Beginning of the New Year is a great time to review your investments and create a list of financial resolutions. Be realistic and start with the simple, doable objectives. Here are five recommendations that I have for you:

  1. Get Organized

    Spread out the statements, confirms and bank accounts on the floor and organize every batch by the calendar. Organizing the statements forces you to look at your returns and transactions through out the year. Did you make too many transactions? Did you sell something when you shouldn't have? The important thing is to learn from your mistakes. The biggest problem investors have is that they are not organized enough to know what they're investments are doing for them. Getting started is the hardest part but confronting that big pile is a must.

  2. Simplify Your Life

    Do you really need five bank accounts and six brokerage accounts? Consolidate your accounts into one or two accounts. If you have fewer accounts it makes it easier for you to know what you own and if you have the proper asset allocation. At financial firms like Alamo Capital we can shop around for the best CD rates and keep it all in one account. So, if you're worried about the FDIC limit of $100,000 you can own CD's from five different institutions in one brokerage account.

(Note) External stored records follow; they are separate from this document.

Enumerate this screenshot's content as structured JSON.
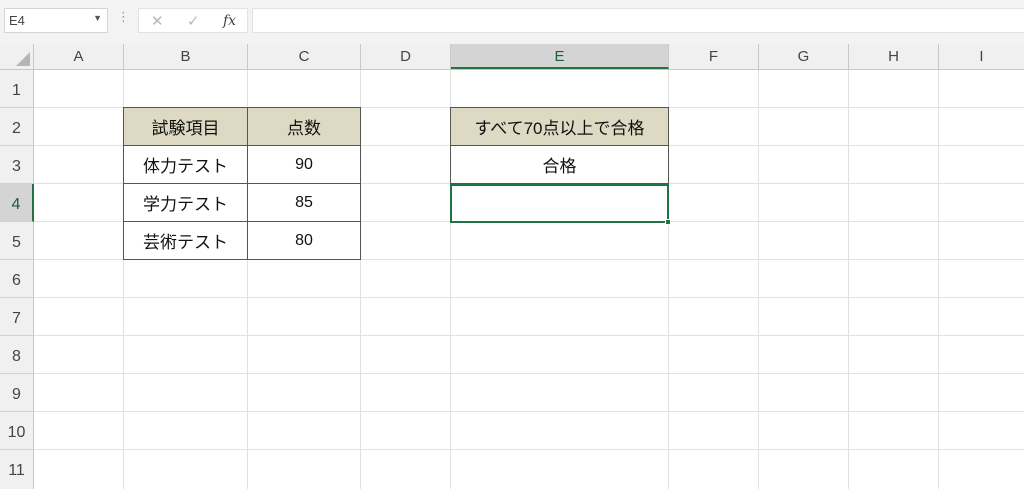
{
  "formula_bar": {
    "name_box": "E4",
    "name_box_dropdown_icon": "chevron-down-icon",
    "cancel_icon": "✕",
    "enter_icon": "✓",
    "fx_label": "fx",
    "formula": ""
  },
  "columns": [
    "A",
    "B",
    "C",
    "D",
    "E",
    "F",
    "G",
    "H",
    "I"
  ],
  "selected_column": "E",
  "rows": [
    "1",
    "2",
    "3",
    "4",
    "5",
    "6",
    "7",
    "8",
    "9",
    "10",
    "11"
  ],
  "selected_row": "4",
  "active_cell": "E4",
  "table1": {
    "headers": [
      "試験項目",
      "点数"
    ],
    "rows": [
      [
        "体力テスト",
        "90"
      ],
      [
        "学力テスト",
        "85"
      ],
      [
        "芸術テスト",
        "80"
      ]
    ]
  },
  "table2": {
    "header": "すべて70点以上で合格",
    "result": "合格",
    "e4_value": ""
  },
  "colors": {
    "header_fill": "#ddd9c3",
    "accent_green": "#217346",
    "gridline": "#e1e1e1"
  }
}
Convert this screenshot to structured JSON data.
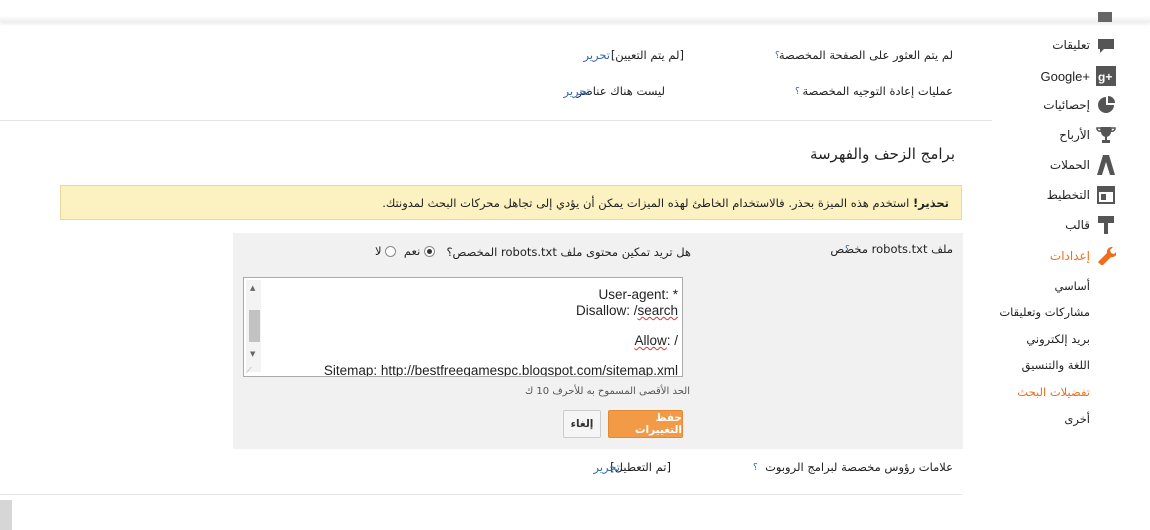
{
  "sidebar": {
    "items": [
      {
        "label": "تعليقات",
        "icon": "comment-icon"
      },
      {
        "label": "Google+",
        "icon": "google-plus-icon"
      },
      {
        "label": "إحصائيات",
        "icon": "pie-chart-icon"
      },
      {
        "label": "الأرباح",
        "icon": "trophy-icon"
      },
      {
        "label": "الحملات",
        "icon": "campaigns-icon"
      },
      {
        "label": "التخطيط",
        "icon": "layout-icon"
      },
      {
        "label": "قالب",
        "icon": "template-icon"
      },
      {
        "label": "إعدادات",
        "icon": "wrench-icon"
      }
    ],
    "subitems": [
      "أساسي",
      "مشاركات وتعليقات",
      "بريد إلكتروني",
      "اللغة والتنسيق",
      "تفضيلات البحث",
      "أخرى"
    ],
    "active_color": "#f26c1b"
  },
  "top_rows": [
    {
      "label": "لم يتم العثور على الصفحة المخصصة",
      "help": "؟",
      "value": "[لم يتم التعيين]",
      "edit": "تحرير"
    },
    {
      "label": "عمليات إعادة التوجيه المخصصة",
      "help": "؟",
      "value": "ليست هناك عناصر",
      "edit": "تحرير"
    }
  ],
  "section_title": "برامج الزحف والفهرسة",
  "warning": {
    "bold": "تحذير!",
    "text": " استخدم هذه الميزة بحذر. فالاستخدام الخاطئ لهذه الميزات يمكن أن يؤدي إلى تجاهل محركات البحث لمدونتك."
  },
  "robots": {
    "label": "ملف robots.txt مخصص",
    "help": "؟",
    "question": "هل تريد تمكين محتوى ملف robots.txt المخصص؟",
    "yes": "نعم",
    "no": "لا",
    "selected": "yes",
    "content": {
      "line1": "User-agent: *",
      "line2_a": "Disallow: /",
      "line2_b": "search",
      "line3_a": "Allow",
      "line3_b": ": /",
      "line4": "Sitemap: http://bestfreegamespc.blogspot.com/sitemap.xml"
    },
    "limit_note": "الحد الأقصى المسموح به للأحرف 10 ك",
    "save": "حفظ التغييرات",
    "cancel": "إلغاء"
  },
  "bottom_row": {
    "label": "علامات رؤوس مخصصة لبرامج الروبوت",
    "help": "؟",
    "value": "[تم التعطيل]",
    "edit": "تحرير"
  }
}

    The same premise goes for brokerage accounts. The fewer accounts that you have the better handle you have on your investments. Let your investment advisor review your entire portfolio for the appropriate asset allocation and recommendations.

  3. Have a Strategy

    Work with a professional financial advisor and formulate an investment strategy that works for you. The strategy has to make sense to you and above all you have to be comfortable with it. Make sure you have the proper asset allocation among different asset classes. How much exposure do you have to the real estate market, tech stocks or high yield bonds? Do you really know the answer? Maybe you have half your portfolio in volatile tech stocks and you don't even know it. If stocks go up one month don't take money out of bonds and put it in the market. Look at the big picture and make your decisions according to your long-term goals. Stick with your strategy. Don't make costly emotional decisions.

  4. Get Your Estate in Order

    It's one thing building a portfolio and another passing it on to your loved ones. Make sure that you have a will, durable power of attorney and a medical directive. Talk to an estate attorney. He might recommend that you set up a living trust to reduce your estate tax or shield you from a costly probate. We've all heard nightmare stories of outrageous legal fees and unreasonable estate taxes. Protect yourself by talking to an estate planning professional and an estate attorney. The few hundred dollars that you spend today will save your loved ones thousands when you pass away.

  5. Work with a Professional

    After your health and family your money is usually the most important thing to you. So, why do so many people pay so little attention to it and don't seek professional advice? A big part of the reason is that there is a barrage of advertisements that prod you into investing for yourself. If you want to have some play money to buy the next Microsoft put aside 5% of your investment dollars for the long shot. The rest of your portfolio should be professionally managed and reviewed on at least an annual basis. No one has a crystal ball but a good financial advisor can give you the direction and advice that will make you money in the long run.